Even then I didn’t think I’d actually teach. I thought I was much too shy. Then I had to teach as part of my graduate school stipend, and I fell in love with the process.
Favorite part of your job
I love working with students as they come to realize what they value, as they define and redefine their goals. I love witnessing their epiphanies. I love that I am able to interact with their energy, their curiosity, their many kindnesses to each other. The highlight of my work is the time I spend in the classroom, when we discuss, analyze, make connections between the material and our broader world. These hours so absorb me that I lose track of time, as my students will tell you. Suddenly the period is done.
Last semester, in one class we read Home Fire by Kamila Shamsie. One student shared that, while she would probably not have picked up this novel on her own, reading it had changed her. She found herself approaching people with more compassion and a desire for understanding. That conversation alone made my semester.
What about Jane Austen’s work has captured your interest?
Since middle school, I have read her work repeatedly for many different reasons. As a student of literature, I admire her prose, her style.

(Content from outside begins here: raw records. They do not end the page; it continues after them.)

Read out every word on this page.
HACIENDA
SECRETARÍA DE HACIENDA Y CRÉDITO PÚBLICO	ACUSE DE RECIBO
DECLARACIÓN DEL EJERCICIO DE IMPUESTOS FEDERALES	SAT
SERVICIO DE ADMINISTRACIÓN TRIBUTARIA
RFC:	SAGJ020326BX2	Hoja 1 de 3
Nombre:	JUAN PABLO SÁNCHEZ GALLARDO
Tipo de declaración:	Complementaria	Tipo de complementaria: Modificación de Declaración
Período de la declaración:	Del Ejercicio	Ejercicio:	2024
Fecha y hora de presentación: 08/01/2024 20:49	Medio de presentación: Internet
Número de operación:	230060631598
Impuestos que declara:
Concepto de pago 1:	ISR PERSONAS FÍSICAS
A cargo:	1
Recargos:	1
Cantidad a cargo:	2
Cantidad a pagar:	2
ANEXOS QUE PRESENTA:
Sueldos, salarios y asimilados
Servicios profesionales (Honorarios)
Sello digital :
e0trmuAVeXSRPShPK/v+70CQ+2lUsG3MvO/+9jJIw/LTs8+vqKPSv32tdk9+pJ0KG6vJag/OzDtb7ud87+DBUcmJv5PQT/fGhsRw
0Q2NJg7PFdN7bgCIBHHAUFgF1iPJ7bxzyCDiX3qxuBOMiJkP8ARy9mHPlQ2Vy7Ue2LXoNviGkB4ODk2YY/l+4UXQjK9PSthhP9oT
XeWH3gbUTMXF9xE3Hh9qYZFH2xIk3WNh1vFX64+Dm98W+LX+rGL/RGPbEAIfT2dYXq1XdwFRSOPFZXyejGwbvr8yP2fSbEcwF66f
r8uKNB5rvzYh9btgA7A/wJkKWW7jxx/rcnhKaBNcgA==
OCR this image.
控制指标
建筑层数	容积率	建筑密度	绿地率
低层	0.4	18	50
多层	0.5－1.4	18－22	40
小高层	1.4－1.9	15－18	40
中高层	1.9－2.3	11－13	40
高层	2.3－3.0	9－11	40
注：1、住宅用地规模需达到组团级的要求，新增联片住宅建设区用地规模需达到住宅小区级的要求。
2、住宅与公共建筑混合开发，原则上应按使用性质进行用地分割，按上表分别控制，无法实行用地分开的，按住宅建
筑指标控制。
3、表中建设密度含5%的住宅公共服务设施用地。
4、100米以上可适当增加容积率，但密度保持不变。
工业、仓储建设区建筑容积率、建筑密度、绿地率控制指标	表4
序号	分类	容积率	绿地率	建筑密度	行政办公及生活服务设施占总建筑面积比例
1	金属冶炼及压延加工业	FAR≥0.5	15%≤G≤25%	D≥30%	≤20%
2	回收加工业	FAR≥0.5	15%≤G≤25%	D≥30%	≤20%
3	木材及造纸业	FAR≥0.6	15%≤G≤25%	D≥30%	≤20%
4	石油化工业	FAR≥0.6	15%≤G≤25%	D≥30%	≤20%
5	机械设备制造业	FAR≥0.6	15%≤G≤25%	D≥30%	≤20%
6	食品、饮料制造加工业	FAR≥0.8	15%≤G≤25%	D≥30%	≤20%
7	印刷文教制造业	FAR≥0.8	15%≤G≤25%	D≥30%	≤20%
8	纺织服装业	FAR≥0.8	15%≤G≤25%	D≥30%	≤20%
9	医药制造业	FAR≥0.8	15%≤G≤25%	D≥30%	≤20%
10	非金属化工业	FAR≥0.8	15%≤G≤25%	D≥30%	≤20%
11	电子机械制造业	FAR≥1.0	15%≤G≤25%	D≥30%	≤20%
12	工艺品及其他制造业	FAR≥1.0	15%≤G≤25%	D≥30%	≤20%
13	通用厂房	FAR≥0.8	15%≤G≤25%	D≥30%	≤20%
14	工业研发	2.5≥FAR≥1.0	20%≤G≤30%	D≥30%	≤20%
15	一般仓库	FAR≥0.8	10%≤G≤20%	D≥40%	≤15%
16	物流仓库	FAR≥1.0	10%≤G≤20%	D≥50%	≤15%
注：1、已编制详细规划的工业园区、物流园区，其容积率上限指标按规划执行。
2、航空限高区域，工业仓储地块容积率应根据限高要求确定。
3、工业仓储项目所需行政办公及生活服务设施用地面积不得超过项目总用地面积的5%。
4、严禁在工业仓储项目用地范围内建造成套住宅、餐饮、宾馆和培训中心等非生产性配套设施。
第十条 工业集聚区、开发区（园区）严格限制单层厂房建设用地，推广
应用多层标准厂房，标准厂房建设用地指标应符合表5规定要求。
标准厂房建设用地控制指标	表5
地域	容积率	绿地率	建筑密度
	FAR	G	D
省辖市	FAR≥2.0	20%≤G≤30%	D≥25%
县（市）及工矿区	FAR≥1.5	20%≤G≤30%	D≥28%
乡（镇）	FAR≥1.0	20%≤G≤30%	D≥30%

I appreciate the contributions she made to the novel genre, her satire and social critique combined with her compassion and insight into the human condition.
Recently, I am drawn to her characters I think of as the good hosts: Elinor Dashwood, Mr. Knightley, Colonel Brandon, characters who quietly but actively care for their communities, who address the needs of others. As I get older, I appreciate more and more these qualities in people, which I think reading Jane Austen has helped me to recognize as strength and goodness.
Still, I never planned to teach an Honors seminar specifically on her work until a few students saw my Jane Austen action figure on the bookshelf and asked me to do so.
That class has turned out to be an enormously satisfying experience (personally and professionally) every time I teach it.
Favorite spots on campus
The classroom and the library stacks – I love the smell of all those books, all those ideas and stories.
Pet Peeve
A lack of generosity.
Guilty Pleasures
Maroon 5 and peanut butter cup ice cream.
Surprising moment on campus
While chatting with a friend on the FDH elevator, a man riding with us turned to me and asked if I was from Massachusetts. How could he tell? I don’t have a Boston accent! He grew up in a neighboring town and said I sounded “like home.”
Reading recommendations
Sometimes books appear in our lives when we need them most. Here are three books I found when I was young, and that I return to over and over again: Thomas Hardy’s Jude the Obscure, Jane Austen’s Emma, George Eliot’s Middlemarch.
This list is not exclusive, not the three best books ever, but three books that have meant a lot to me over the years. What I realize now about these works – they focus on the importance of generosity, of kindness as strength.
Most frequent advice you offer students
Beware the tyranny of the GPA. Try not to worry if “it” is on the test. If your focus is solely on grades and job training, something vital is lost.
Instead, please try to immerse yourself in the life of the mind, the world of ideas. Your years here at UNLV can be the most wonderful time to develop personally as well as professionally, to focus on your mind and heart.